Erzpriester Apostolos Malamoussis
gibt Kain und Abel seinen Segen
Bildhauer Tilmann Krumrey
präsentiert 3,10 Meter hohe Skulptur

Der Andrang war groß, die 3,10 Meter hohe Skulptur von KAIN UND ABEL und die Ergriffenheit der Gäste ebenfalls. Erzpriester Apostolos Malamoussis gab der Skulptur seinen Segen, Promi-Orthopäde Kai Hübner bescheinigte ihr anatomische Korrektheit und war beeindruckt von der künstlerischen Qualität, RADAR Manager Tobias Ackermann ließ sich gerne inspirieren, Galeristin Prinzessin Michaela Wolkonsky und Kurator Hajo Bahner mit Zehra Spindler waren mehr als zufrieden darüber, welche Begeisterung die Fertigstellung der Rauminstallation Monomythos Serie Block 1: ATEM (sprich KAIN UND ABEL) bei den Gästen hervorrief. Die Ausstellung ist übrigens noch bis 16. Mai zu sehen.
Bildhauer Tilmann Krumrey ist seit Januar 2010 Resident Artist in dem von Kurator und Architekten Hajo Bahner konzipierten Projekt Werkstatt Brienner 48, wo er eine 3,10 Meter hohe Skulptur von KAIN UND ABEL im Auge der Öffentlichkeit kreierte. Der Künstler sieht sein Werk als aktiven Beitrag zur Förderung des Friedens, insbesondere im Mittleren Osten. KAIN UND ABEL verkörpern die Geschichte der verfeindeten Brüder – den Täter und das Opfer – die hier untrennbar zu einer Form verschmolzen sind.
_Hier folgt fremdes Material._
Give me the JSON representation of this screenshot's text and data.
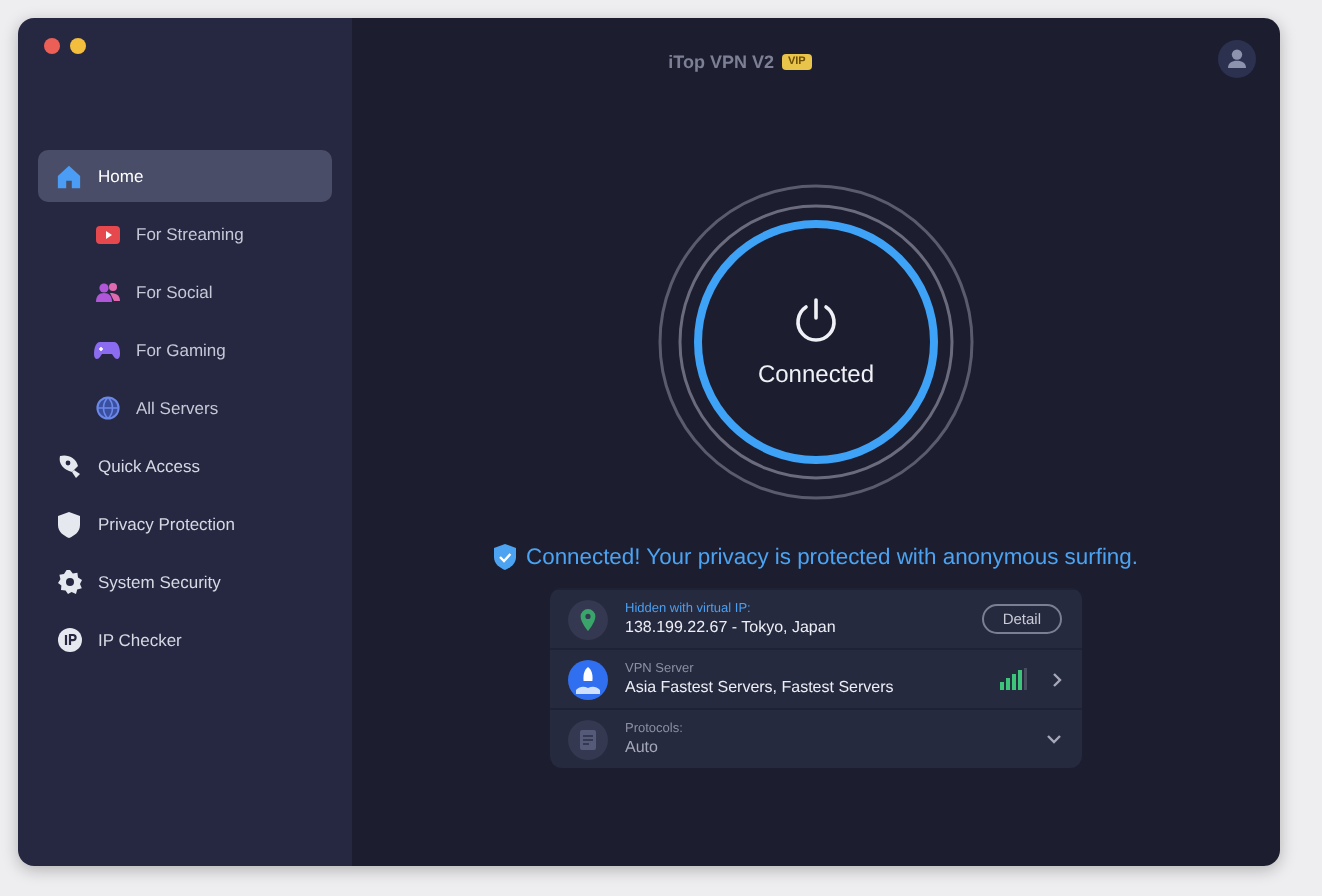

Dieser Prototyp des menschlichen Handelns, so argumentiert der Künstler, stellt den Konflikt zwischen Haben und Sein dar, wie selbst die Etymologie der Namen bestätigt, ist doch KAIN gleich Erwerb im Hebräischen und ABEL der Atem. Der eine gewinnt Kraft aus dem anderen. Für Krumrey bedeuten KAIN UND ABEL ein Ur-Beispiel des Monomythos welcher die essenzielle Verbundenheit der Menschheit verdeutlicht. Die Skulptur wird als Komponente eines Gesamtkunstwerkes im sogenannten MONOMYTHOS BLOCK, einem vom Künstler eigens dafür gestalteten Raum, gezeigt und mittels Licht, Geruch und Klang in Szene gesetzt. Die Besucher sind eingeladen ohne Schuhe den sakral-mythischen Ort zu betreten der alle Sinne anspricht und stimuliert. Die dazu eigens komponierte Klanginstallation entstand in Zusammenarbeit mit dem Münchner
Musiker Juergen Reiter.
Krumrey stammt aus einer Bauhaus Familie und praktizierte anfänglich als abstrakt arbeitender Bildhauer. Vor 18 Jahren begann er sich intensiv mit der klassischen Figur auseinanderzusetzen und machte den Mensch zum Sujet seiner kreativen Entdeckungsreise. Durch das Hinterfragen von Existenzthemen stieß er auf den Monomythos, das Erzählungsmuster, das allen mythologischen Geschichten zugrunde liegt. Dieser Zyklus von Berufung und Aufbruch des Helden, Grenzüberschreitung, Krise und Verwandlung sowie der Wiederkehr in die Welt der Menschen wurde zum programmatischen Thema der Monomythos Serie von Krumrey. Die Skulptur KAIN UND ABEL befindet sich an der Stelle der Grenzüberschreitung, die durch den Brudermord ausgelöst wird. Monomythos Serie
Block 1: ATEM, ein Gesamtkunstwerk aus Skulptur, Raum- und Klanginstallation, wird im August 2010 nach Spanien transportiert und in der Nähe von Madrid auf dem Festival für zeitgenössische Kunst in Arenas des San Pedro gezeigt.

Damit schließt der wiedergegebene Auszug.